With regard to strengths of the evidence base, there are several. This evidence base represents the best available evidence derived from relevant diagnostic literature in 5 languages. It is more comprehensive than previous reviews, and it is unlikely that any important diagnostic studies were missed. Restricting data extraction and data analysis to those studies with features most likely to yield useful diagnostic test information, specifically to those studies reporting sensitivity and specificity of diagnostic maneuvers, is consistent with study selection approaches previously employed by the ASDA Standards of Practice Committee in its 1994 statements (Ferber, Millman, Coppola, et al., 1994), in its 1997 statements (Chesson, Ferber, Fry, et al., 1997 and Polysomnography Task Force, 1997), and the Blue Cross/Blue Shield Technology Evaluation Committee 1996 assessment of portable sleep studies. Furthermore, this established database is now updatable. It serves as a valuable resource to practitioners and researchers, provided it is maintained current.

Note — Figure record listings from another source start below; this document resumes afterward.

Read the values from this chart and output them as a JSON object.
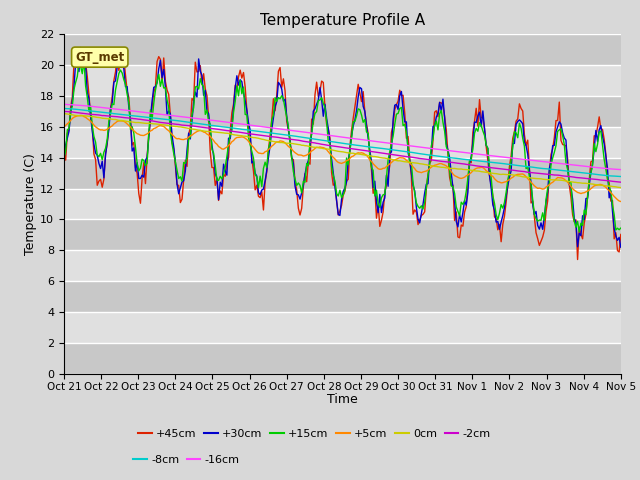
{
  "title": "Temperature Profile A",
  "xlabel": "Time",
  "ylabel": "Temperature (C)",
  "ylim": [
    0,
    22
  ],
  "yticks": [
    0,
    2,
    4,
    6,
    8,
    10,
    12,
    14,
    16,
    18,
    20,
    22
  ],
  "bg_color": "#d8d8d8",
  "plot_bg_color": "#d8d8d8",
  "grid_color": "#ffffff",
  "annotation_text": "GT_met",
  "annotation_box_color": "#ffffaa",
  "annotation_border_color": "#888800",
  "series": [
    {
      "label": "+45cm",
      "color": "#dd2200"
    },
    {
      "label": "+30cm",
      "color": "#0000cc"
    },
    {
      "label": "+15cm",
      "color": "#00cc00"
    },
    {
      "label": "+5cm",
      "color": "#ff8800"
    },
    {
      "label": "0cm",
      "color": "#cccc00"
    },
    {
      "label": "-2cm",
      "color": "#cc00cc"
    },
    {
      "label": "-8cm",
      "color": "#00cccc"
    },
    {
      "label": "-16cm",
      "color": "#ff44ff"
    }
  ],
  "xtick_labels": [
    "Oct 21",
    "Oct 22",
    "Oct 23",
    "Oct 24",
    "Oct 25",
    "Oct 26",
    "Oct 27",
    "Oct 28",
    "Oct 29",
    "Oct 30",
    "Oct 31",
    "Nov 1",
    "Nov 2",
    "Nov 3",
    "Nov 4",
    "Nov 5"
  ],
  "n_points": 336,
  "legend_ncol_row1": 6,
  "legend_ncol_row2": 2
}
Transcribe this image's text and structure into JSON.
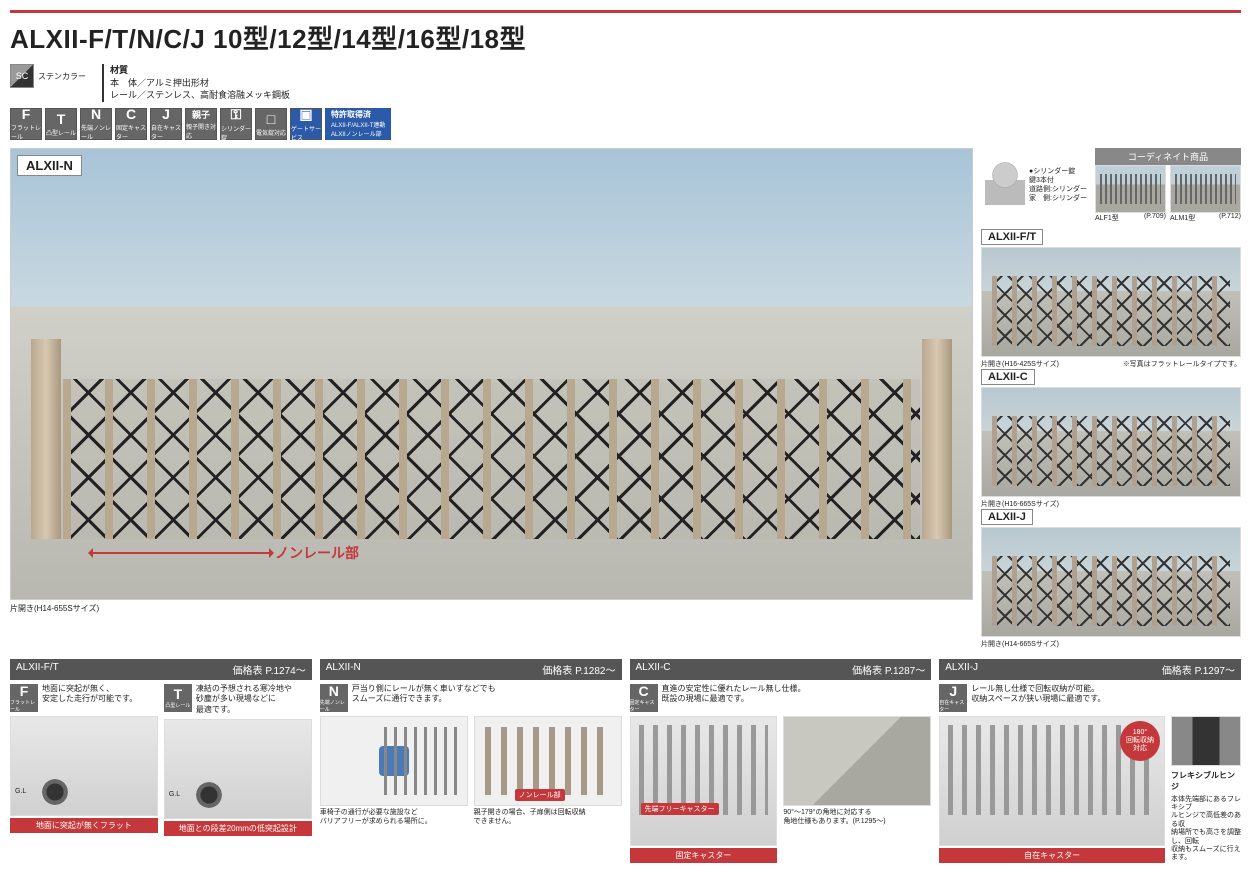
{
  "title": "ALXII-F/T/N/C/J 10型/12型/14型/16型/18型",
  "sc_label": "ステンカラー",
  "material": {
    "title": "材質",
    "line1": "本　体／アルミ押出形材",
    "line2": "レール／ステンレス、高耐食溶融メッキ鋼板"
  },
  "icons": [
    {
      "big": "F",
      "sub": "フラットレール",
      "code": "(ALXII-F)"
    },
    {
      "big": "T",
      "sub": "凸型レール",
      "code": "(ALXII-T)"
    },
    {
      "big": "N",
      "sub": "先端ノンレール",
      "code": "(ALXII-N)"
    },
    {
      "big": "C",
      "sub": "固定キャスター",
      "code": "(ALXII-C)"
    },
    {
      "big": "J",
      "sub": "自在キャスター",
      "code": "(ALXII-J)"
    },
    {
      "big": "親子",
      "sub": "親子開き対応",
      "code": ""
    },
    {
      "big": "⚿",
      "sub": "シリンダー錠",
      "code": ""
    },
    {
      "big": "□",
      "sub": "電気錠対応",
      "code": ""
    },
    {
      "big": "▣",
      "sub": "ゲートサービス",
      "code": "",
      "blue": true
    }
  ],
  "patent": {
    "title": "特許取得済",
    "sub": "ALXII-F/ALXII-T連動\nALXIIノンレール部"
  },
  "hero": {
    "label": "ALXII-N",
    "arrow_text": "ノンレール部",
    "caption": "片開き(H14-655Sサイズ)"
  },
  "coord": {
    "header": "コーディネイト商品",
    "key_text": "●シリンダー錠\n鍵3本付\n道路側:シリンダー\n家　側:シリンダー",
    "items": [
      {
        "name": "ALF1型",
        "page": "(P.709)"
      },
      {
        "name": "ALM1型",
        "page": "(P.712)"
      }
    ]
  },
  "thumbs": [
    {
      "label": "ALXII-F/T",
      "cap_l": "片開き(H16-425Sサイズ)",
      "cap_r": "※写真はフラットレールタイプです。"
    },
    {
      "label": "ALXII-C",
      "cap_l": "片開き(H16-665Sサイズ)",
      "cap_r": ""
    },
    {
      "label": "ALXII-J",
      "cap_l": "片開き(H14-665Sサイズ)",
      "cap_r": ""
    }
  ],
  "sections": {
    "ft": {
      "head": "ALXII-F/T",
      "price": "価格表 P.1274～",
      "f": {
        "icon": "F",
        "icon_sub": "フラットレール",
        "desc": "地面に突起が無く、\n安定した走行が可能です。",
        "tag": "地面に突起が無くフラット"
      },
      "t": {
        "icon": "T",
        "icon_sub": "凸型レール",
        "desc": "凍結の予想される寒冷地や\n砂塵が多い現場などに\n最適です。",
        "tag": "地面との段差20mmの低突起設計"
      }
    },
    "n": {
      "head": "ALXII-N",
      "price": "価格表 P.1282～",
      "icon": "N",
      "icon_sub": "先端ノンレール",
      "desc": "戸当り側にレールが無く車いすなどでも\nスムーズに通行できます。",
      "note1": "車椅子の通行が必要な施設など\nバリアフリーが求められる場所に。",
      "note2": "親子開きの場合、子扉側は回転収納\nできません。",
      "arrow": "ノンレール部"
    },
    "c": {
      "head": "ALXII-C",
      "price": "価格表 P.1287～",
      "icon": "C",
      "icon_sub": "固定キャスター",
      "desc": "直進の安定性に優れたレール無し仕様。\n既設の現場に最適です。",
      "corner_note": "90°～179°の角地に対応する\n角地仕様もあります。(P.1295～)",
      "callout": "先端フリーキャスター",
      "tag": "固定キャスター"
    },
    "j": {
      "head": "ALXII-J",
      "price": "価格表 P.1297～",
      "icon": "J",
      "icon_sub": "自在キャスター",
      "desc": "レール無し仕様で回転収納が可能。\n収納スペースが狭い現場に最適です。",
      "badge": "180°\n回転収納\n対応",
      "tag": "自在キャスター",
      "side_title": "フレキシブルヒンジ",
      "side_text": "本体先端部にあるフレキシブ\nルヒンジで高低差のある収\n納場所でも高さを調整し、回転\n収納もスムーズに行えます。"
    }
  }
}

Another strength is the statistical approach. This is the first time summary ROC curves have been constructed for studies with sufficient data in SA. These curves indicate the degree of heterogeneity between the study sets, as well as the relationship between sensitivity and specificity within each study set.

Another strength lies in the fact that the review has been performed by investigators independent of the field of SA and hence is free of conflicts of interest. On the other hand, multiple stakeholders have had a voice in the project from its inception: consumers, government, insurers, sleep laboratory personnel, and clinicians have all had opportunity to contribute ideas and perspectives.